László Holló: Der Beitrag der Kirche zum Zusammenleben der Volksgruppen

36 L. HOLLÓ Die Weltkirche ist heute herausgefordert, zu den anstehenden nationalen Fragen Stellung zu nehmen, den Menschen eine Orien­tierung zu bieten, zusammen mit anderen Kräften tätig zu werden. Dies schließt keineswegs aus, dass bisweilen auch ein klares Nein dort zu sagen ist, wo gefährliche Entwicklungen drohen. Es sind nämlich, wie oben dargestellt, vom biblischen Standpunkt aus jeder Nationalismus und Chauvinismus und jegliche Geringschätzung oder Verachtung des anderen Volkes, sei es der Mehrheit oder der Minderheit, entschieden abzulehnen. Nationalismus und Chauvi­nismus sind immer unchristlich und widersprechen der Wahrheit, dass jeder Mensch ohne Ausnahme als Abbild Gottes erschaffen wurde. 2. Die Aufgabe der Kirche: Konfliktbewältigung Die Geschichte des letzten Jahrhunderts, und vor allem die Er­eignisse im ehemaligen Jugoslawien und in der ehemaligen Sowjet­union haben gezeigt, dass die Menschenrechte und die Rechte von Völkern sich nicht durch Gewalt, sondern nur in einem loyalen und beharrlichen Dialog verwirklichen lassen.
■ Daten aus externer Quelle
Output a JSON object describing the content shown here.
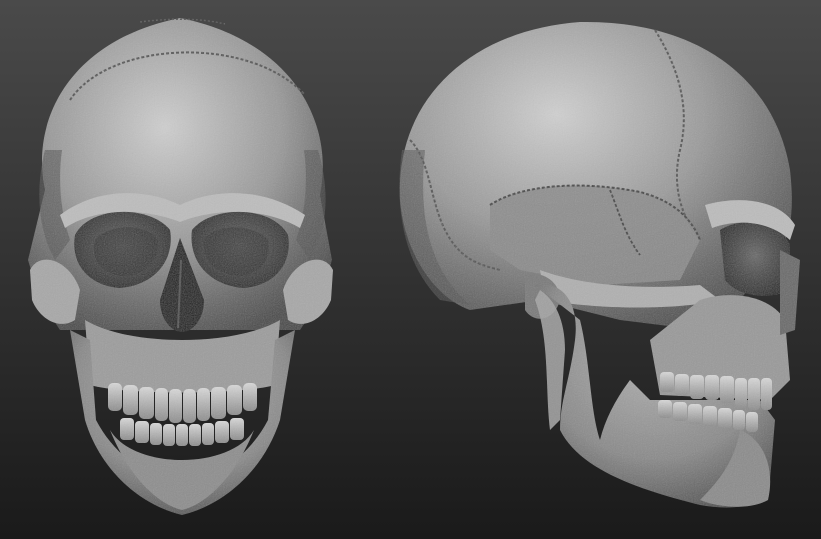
{
  "scene": {
    "subject": "",
    "views": [
      {
        "name": "front-view"
      },
      {
        "name": "side-view"
      }
    ]
  },
  "colors": {
    "background_top": "#4a4a4a",
    "background_bottom": "#1a1a1a",
    "bone_highlight": "#cfcfcf",
    "bone_mid": "#8f8f8f",
    "bone_shadow": "#3a3a3a",
    "cavity": "#1c1c1c"
  }
}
Die Soziallehre der Kir­che, in den Sozialenzykliken der Päpste hat das immer deutlich be­tont und hat dies weiterhin zu betonen. Die Frage der Konfliktbewältigung ist sicherlich in einer kom­plexen Lage nicht nur eine Frage des guten Willens und der per­sönlichen Einsatzbereitschaft. Es kommt vielmehr auf die richtigen Maßnahmen an, um den Frieden zu sichern, die nationalistischen Auseinandersetzungen beenden zu helfen und die Gefahr eines Bürgerkrieges zu vermeiden. Die Forderungen des Evangeliums enthalten keine unmittelba­ren und konkreten Anweisungen für das Handeln in der Minder­heitenfrage. Sie eignen sich darum nicht als Waffe in den tagespoli­tischen Auseinandersetzungen. Es wäre jedoch eine unzulässige Verkürzung seiner ursprünglichen Wahrheit, wenn man den An­spruch des Evangeliums nur in seinem religiös innerlichen Sinn, nicht auch in seiner politischen Tragweite erkennen würde.13 13 Vgl. L. HOLLÓ, A multikulturalitás és nemzetiség érték(telenség)ének bibliai alapjaihoz, in Studia Theologica Transsylvaniensia 4 /2003, 135-148.